French Foreign Minister Jean-Noël Barrot said the vessel, named Grinch, was "leaving French waters" on Tuesday having paid a penalty of "several million euros".
The tanker was seized by French forces in the Mediterranean in January and then diverted to the port city of Marseille. It had set sail from Murmansk in northern Russia and was flying under a Comoros flag, officials said.
Moscow's so-called shadow fleet is a clandestine network of tankers used to evade Western sanctions on Russian oil exports by using aged tankers with obscure ownership or insurance.
Many Western countries imposed sanctions on Russian oil after it launched a full-scale invasion of Ukraine in 2022.
"Circumventing European sanctions comes at a price. Russia will no longer be able to finance its war with impunity through a ghost fleet off our coasts," Barrot said in a post on X.
He added: "The tanker Grinch will leave French waters after shelling out several million euros and three weeks of costly immobilisation at Fos-sur-Mer. Let's keep it up."
"As part of a guilty plea procedure the company that owns the vessel was sentenced by the Marseille judicial court to a financial penalty of confiscation," the public prosecutor's office and regional maritime authorities said in a statement.
The exact amount the vessel's owner was fined was unclear.
While estimates vary, data from the monitoring group TankerTrackers.com suggests the fleet currently consists of 1,468 vessels, roughly triple its size at the time of Russia's full-scale invasion of Ukraine four years ago.

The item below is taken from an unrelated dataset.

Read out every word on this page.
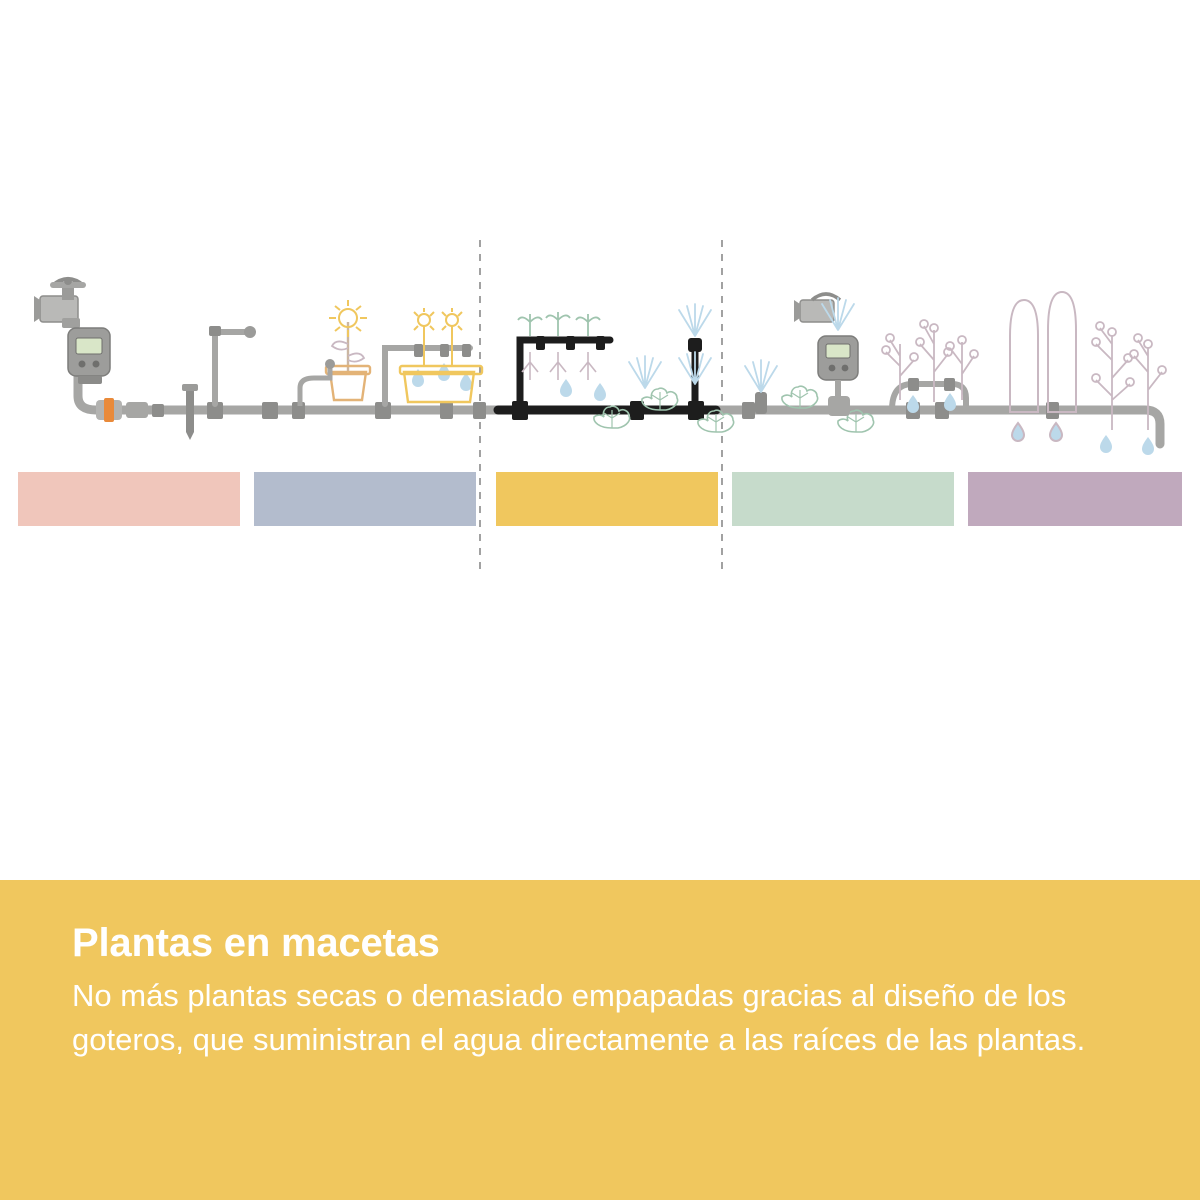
Plantas en macetas
No más plantas secas o demasiado empapadas gracias al diseño de los goteros, que suministran el agua directamente a las raíces de las plantas.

The vessels tend to be old and are often poorly maintained. Details of ownership and management are deliberately opaque - names, identification numbers and flags are frequently changed.
Efforts have been stepped up to tackle shadow fleets in recent months and a number of sanctioned tankers have been seized.
Moscow denounced the move, saying no state had the right to use force against vessels properly registered in other states' jurisdictions.